The Minerals Management Service (MMS) said Thursday in a Federal Register notice that Lease Sale 192 in the Western Planning Area of the Gulf of Mexico could result in production of 136 to 262 million barrels of oil and 0.81 to 1.44 Tcf of natural gas. The lease sale is scheduled for Aug. 18 at the Hilton New Orleans Riverside Hotel in Louisiana.

The sale area encompasses 3,907 blocks on 21.2 million acres of federal land from nine to about 210 miles offshore Texas and Louisiana in water depths of four to more than 3,425 meters.

The final notice for the sale introduces several new changes since the MMS last released a notice of the sale, including new deepwater royalty suspension price thresholds of $39/bbl for oil and $6.50/MMBtu for gas, a revision of the shallow water deep gas royalty suspension provisions, and new contractual requirements.

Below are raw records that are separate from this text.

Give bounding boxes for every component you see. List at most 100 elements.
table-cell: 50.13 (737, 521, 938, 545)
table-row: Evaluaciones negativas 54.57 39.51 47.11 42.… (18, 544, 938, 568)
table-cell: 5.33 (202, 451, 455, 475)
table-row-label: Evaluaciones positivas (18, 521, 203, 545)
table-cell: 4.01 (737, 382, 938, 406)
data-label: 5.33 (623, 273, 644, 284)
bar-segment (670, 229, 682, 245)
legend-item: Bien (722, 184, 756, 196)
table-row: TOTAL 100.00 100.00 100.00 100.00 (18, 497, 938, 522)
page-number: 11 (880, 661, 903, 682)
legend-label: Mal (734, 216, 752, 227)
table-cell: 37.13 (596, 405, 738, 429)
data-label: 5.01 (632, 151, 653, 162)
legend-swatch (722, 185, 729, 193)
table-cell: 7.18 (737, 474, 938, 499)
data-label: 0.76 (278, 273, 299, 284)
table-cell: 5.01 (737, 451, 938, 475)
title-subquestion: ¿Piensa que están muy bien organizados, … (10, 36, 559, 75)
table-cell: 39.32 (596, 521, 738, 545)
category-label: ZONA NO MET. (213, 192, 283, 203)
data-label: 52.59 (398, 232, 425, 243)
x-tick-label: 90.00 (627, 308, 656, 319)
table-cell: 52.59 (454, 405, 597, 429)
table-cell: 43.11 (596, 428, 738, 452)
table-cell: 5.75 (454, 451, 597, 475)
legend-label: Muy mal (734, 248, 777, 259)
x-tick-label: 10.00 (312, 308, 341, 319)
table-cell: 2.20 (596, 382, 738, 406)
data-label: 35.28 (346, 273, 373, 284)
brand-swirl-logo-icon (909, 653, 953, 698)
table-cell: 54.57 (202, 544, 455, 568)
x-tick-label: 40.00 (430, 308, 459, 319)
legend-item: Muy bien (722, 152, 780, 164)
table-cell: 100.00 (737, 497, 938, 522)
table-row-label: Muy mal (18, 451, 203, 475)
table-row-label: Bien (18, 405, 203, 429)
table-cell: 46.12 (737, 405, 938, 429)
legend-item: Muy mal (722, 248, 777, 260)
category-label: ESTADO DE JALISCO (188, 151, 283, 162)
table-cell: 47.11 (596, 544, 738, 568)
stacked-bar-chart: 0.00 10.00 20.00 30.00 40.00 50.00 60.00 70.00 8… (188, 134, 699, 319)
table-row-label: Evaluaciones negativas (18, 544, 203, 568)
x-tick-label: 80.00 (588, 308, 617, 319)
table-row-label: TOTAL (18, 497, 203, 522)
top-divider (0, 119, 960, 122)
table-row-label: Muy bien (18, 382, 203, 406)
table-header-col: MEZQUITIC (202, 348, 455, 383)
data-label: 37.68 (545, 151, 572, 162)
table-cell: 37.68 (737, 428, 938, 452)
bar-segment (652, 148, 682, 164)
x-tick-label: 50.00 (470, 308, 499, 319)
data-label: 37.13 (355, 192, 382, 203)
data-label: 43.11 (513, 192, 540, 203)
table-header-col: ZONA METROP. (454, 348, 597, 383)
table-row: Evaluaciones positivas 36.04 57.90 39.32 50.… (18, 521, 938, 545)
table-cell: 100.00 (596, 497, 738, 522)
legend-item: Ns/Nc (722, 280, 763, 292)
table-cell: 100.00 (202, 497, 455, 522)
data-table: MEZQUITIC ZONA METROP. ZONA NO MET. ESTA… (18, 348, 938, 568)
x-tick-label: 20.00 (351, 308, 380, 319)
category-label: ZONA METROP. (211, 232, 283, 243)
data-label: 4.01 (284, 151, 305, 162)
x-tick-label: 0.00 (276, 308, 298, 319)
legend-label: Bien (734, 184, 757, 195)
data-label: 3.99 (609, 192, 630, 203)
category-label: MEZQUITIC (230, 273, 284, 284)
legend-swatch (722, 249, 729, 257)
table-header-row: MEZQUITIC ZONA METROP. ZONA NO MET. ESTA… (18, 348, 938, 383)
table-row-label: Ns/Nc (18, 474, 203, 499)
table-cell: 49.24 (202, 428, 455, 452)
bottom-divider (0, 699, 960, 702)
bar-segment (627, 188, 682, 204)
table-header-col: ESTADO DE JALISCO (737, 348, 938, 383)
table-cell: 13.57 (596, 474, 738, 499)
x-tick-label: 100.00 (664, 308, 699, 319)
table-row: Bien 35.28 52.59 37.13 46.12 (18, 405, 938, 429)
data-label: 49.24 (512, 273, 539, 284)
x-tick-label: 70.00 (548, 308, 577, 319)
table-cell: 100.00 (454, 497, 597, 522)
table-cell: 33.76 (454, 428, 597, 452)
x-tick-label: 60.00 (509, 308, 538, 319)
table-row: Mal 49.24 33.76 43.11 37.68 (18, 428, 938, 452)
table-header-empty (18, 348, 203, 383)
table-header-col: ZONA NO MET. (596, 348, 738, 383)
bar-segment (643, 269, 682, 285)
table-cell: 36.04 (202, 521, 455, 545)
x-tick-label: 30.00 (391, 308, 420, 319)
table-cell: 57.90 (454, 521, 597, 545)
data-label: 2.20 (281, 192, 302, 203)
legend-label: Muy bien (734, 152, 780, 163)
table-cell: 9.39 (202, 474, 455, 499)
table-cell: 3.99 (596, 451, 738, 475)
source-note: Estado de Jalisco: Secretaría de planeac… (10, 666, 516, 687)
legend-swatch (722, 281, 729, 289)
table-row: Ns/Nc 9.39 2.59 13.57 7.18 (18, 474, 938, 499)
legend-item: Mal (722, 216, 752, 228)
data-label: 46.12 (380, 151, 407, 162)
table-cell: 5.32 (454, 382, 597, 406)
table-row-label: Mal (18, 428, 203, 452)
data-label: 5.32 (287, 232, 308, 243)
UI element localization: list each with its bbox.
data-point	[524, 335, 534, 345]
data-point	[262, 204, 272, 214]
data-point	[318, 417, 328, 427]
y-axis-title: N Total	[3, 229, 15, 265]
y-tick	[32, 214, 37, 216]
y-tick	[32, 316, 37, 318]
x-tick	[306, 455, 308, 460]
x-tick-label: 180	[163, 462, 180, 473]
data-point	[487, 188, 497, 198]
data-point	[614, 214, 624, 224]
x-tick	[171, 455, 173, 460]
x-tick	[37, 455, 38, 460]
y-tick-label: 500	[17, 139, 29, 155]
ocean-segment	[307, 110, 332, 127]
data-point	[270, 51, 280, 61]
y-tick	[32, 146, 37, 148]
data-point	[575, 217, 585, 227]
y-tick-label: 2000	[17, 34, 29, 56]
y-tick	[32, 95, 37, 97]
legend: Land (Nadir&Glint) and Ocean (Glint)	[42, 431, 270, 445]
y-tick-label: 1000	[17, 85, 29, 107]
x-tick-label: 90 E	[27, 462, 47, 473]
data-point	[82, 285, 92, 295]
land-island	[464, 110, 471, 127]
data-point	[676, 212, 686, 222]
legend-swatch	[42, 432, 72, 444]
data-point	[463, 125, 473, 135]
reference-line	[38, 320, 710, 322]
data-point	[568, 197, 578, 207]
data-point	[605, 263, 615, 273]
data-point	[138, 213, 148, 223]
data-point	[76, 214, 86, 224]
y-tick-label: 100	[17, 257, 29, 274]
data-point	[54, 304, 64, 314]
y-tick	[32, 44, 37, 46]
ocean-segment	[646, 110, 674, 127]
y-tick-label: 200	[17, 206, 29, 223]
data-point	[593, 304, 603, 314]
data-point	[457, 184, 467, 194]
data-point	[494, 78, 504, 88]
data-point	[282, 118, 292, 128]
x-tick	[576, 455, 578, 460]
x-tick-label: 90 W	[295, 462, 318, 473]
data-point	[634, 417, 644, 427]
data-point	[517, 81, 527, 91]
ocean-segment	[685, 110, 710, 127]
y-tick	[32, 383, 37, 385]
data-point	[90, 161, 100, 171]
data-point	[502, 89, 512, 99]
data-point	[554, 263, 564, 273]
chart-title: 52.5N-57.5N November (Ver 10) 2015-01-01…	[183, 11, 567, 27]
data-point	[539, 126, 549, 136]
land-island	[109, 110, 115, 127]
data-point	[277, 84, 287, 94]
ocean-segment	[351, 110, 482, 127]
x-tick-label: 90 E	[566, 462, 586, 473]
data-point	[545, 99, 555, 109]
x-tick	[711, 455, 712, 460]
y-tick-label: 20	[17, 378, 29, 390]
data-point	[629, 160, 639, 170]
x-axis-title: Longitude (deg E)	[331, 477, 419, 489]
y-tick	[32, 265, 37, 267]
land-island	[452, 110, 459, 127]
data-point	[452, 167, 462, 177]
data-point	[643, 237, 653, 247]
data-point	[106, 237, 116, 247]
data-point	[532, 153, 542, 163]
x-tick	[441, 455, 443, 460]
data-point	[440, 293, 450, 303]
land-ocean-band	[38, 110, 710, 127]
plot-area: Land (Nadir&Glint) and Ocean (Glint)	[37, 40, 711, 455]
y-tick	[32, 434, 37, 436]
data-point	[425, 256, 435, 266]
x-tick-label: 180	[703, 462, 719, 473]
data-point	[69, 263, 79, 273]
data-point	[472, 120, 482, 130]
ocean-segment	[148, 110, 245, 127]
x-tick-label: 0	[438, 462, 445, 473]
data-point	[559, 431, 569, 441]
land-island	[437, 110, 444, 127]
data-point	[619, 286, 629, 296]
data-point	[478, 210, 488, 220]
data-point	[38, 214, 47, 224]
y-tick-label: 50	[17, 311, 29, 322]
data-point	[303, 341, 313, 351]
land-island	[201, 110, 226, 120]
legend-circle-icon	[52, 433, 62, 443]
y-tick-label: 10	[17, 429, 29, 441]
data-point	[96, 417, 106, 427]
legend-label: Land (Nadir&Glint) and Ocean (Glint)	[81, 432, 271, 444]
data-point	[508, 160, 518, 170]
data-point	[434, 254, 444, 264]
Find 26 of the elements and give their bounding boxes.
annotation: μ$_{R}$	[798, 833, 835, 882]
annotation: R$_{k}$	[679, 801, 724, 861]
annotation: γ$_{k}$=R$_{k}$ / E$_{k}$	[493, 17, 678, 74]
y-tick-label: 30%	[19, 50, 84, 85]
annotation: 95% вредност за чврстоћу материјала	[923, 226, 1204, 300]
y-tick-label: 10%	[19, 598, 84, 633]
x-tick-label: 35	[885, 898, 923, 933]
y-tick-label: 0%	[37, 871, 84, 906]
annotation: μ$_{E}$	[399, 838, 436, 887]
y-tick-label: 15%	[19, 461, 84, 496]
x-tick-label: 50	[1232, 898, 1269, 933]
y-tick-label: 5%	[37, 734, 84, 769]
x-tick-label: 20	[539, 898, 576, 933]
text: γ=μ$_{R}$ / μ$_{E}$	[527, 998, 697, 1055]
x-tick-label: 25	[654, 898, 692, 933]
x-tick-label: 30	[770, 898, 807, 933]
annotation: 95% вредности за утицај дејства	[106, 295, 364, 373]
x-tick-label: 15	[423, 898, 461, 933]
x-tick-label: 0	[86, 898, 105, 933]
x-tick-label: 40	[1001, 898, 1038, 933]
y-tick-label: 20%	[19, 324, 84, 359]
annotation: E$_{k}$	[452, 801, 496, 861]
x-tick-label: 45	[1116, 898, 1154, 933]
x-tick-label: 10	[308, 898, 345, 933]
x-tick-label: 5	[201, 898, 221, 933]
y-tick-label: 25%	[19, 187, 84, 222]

The MMS also slightly increased the minimum bonus bids per acre for tracts located in water depths of 400-799 meters from $25/acre to $37.50. The agency also made several areas available that previously were off limits, including Mustang Island Blocks 793, 799, and 816. Exploration, development and production on those blocks have restrictions, however.

MMS also has introduced a revised protected species stipulation that is designed to minimize or avoid potential adverse impacts to federally protected species.